The relationship (*) actually follows from the data Hirsch analysed. He notes in passing that he found empirically that T = a h^2, where a is between between 3 and 5. Inverting the relationship, we find that (*) holds to within an accuracy of about plus or minus 15%. That’s accurate enough – nobody cares whether your h-index is 20 or 23, particularly since citation statistics are already quite noisy. Provided a is in this range, h contains little additional information beyond T, which is already a commonly used citation statistic.
What about the exceptions to this rule? I believe there are two main sources of exception.
The first class of exception is people with very few papers. Someone with 1-4 papers can easily evade the rule, simply because their distribution of citations across papers may be very unusual. In practice, though, this doesn’t much matter, since in such cases it’s possible to look at a person’s entire record, and measures of aggregate performance are not used so much in these cases, anyway.
The second class of exceptions is people who have one work which is vastly more cited than any other work. In that case the formula (*) tends to overstate the h-index. The effect is much smaller than you might think, though, since it seems to be that for the great majority of physicists their top-cited publication has many more citations than their next-most cited publication.
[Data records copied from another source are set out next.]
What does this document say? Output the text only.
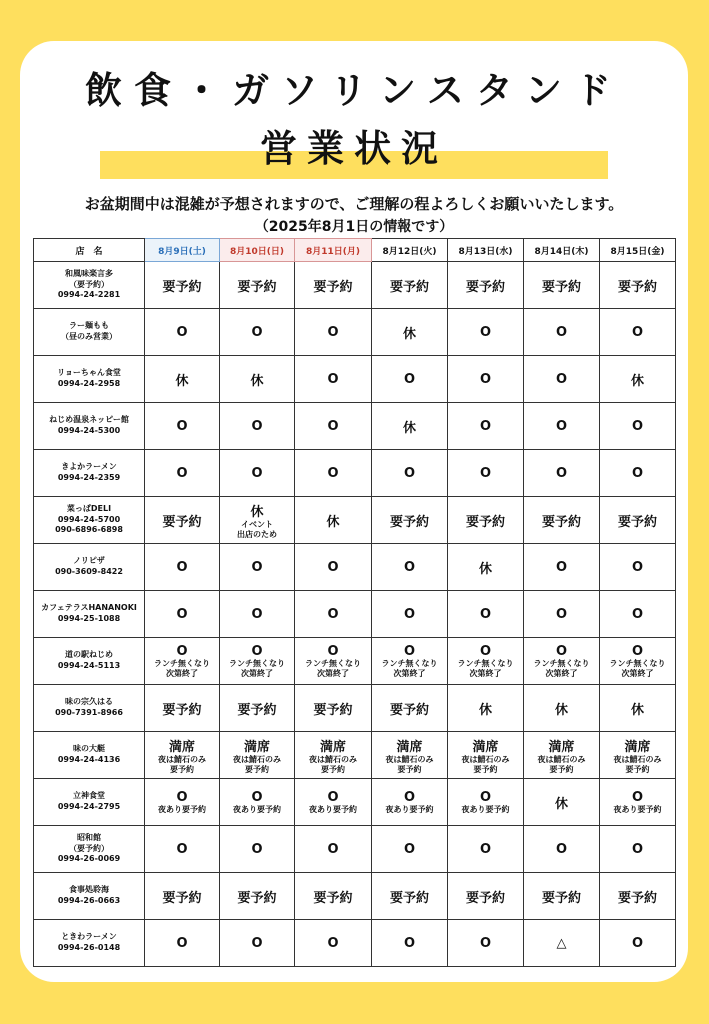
飲食・ガソリンスタンド
営業状況
お盆期間中は混雑が予想されますので、ご理解の程よろしくお願いいたします。
（2025年8月1日の情報です）
店　名	8月9日(土)	8月10日(日)	8月11日(月)	8月12日(火)	8月13日(水)	8月14日(木)	8月15日(金)

和風味楽言多
（要予約）
0994-24-2281	要予約	要予約	要予約	要予約	要予約	要予約	要予約

ラー麺もも
（昼のみ営業）	O	O	O	休	O	O	O

リョーちゃん食堂
0994-24-2958	休	休	O	O	O	O	休

ねじめ温泉ネッピー館
0994-24-5300	O	O	O	休	O	O	O

きよかラーメン
0994-24-2359	O	O	O	O	O	O	O

菜っぱDELI
0994-24-5700
090-6896-6898	要予約	休
イベント
出店のため	休	要予約	要予約	要予約	要予約

ノリピザ
090-3609-8422	O	O	O	O	休	O	O

カフェテラスHANANOKI
0994-25-1088	O	O	O	O	O	O	O

道の駅ねじめ
0994-24-5113	O
ランチ無くなり
次第終了	O
ランチ無くなり
次第終了	O
ランチ無くなり
次第終了	O
ランチ無くなり
次第終了	O
ランチ無くなり
次第終了	O
ランチ無くなり
次第終了	O
ランチ無くなり
次第終了

味の宗久はる
090-7391-8966	要予約	要予約	要予約	要予約	休	休	休

味の大艇
0994-24-4136	満席
夜は鯖石のみ
要予約	満席
夜は鯖石のみ
要予約	満席
夜は鯖石のみ
要予約	満席
夜は鯖石のみ
要予約	満席
夜は鯖石のみ
要予約	満席
夜は鯖石のみ
要予約	満席
夜は鯖石のみ
要予約

立神食堂
0994-24-2795	O
夜あり要予約	O
夜あり要予約	O
夜あり要予約	O
夜あり要予約	O
夜あり要予約	休	O
夜あり要予約

昭和館
（要予約）
0994-26-0069	O	O	O	O	O	O	O

食事処聆海
0994-26-0663	要予約	要予約	要予約	要予約	要予約	要予約	要予約

ときわラーメン
0994-26-0148	O	O	O	O	O	△	O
In any case, I hypothesize that this effect is mostly corrected by using the formula:
(**) h approx b sqrt(T’)
where T’ is a the total number of citations, less the most cited publication, and b is a constant which needs to be empirically determined. At a guess I’d believe that omitting the top two cited publications would work even better, but after that we’d hit the point of diminishing returns.
Returning to the main point, my counter-claim to Hirsch is that the h-index contains very little additional information beyond the total number of citations. It’s not that the h-index is irrelevant, it’s just that in the great majority of cases the h-index is not very useful, given that the total number of citations is likely to already be known.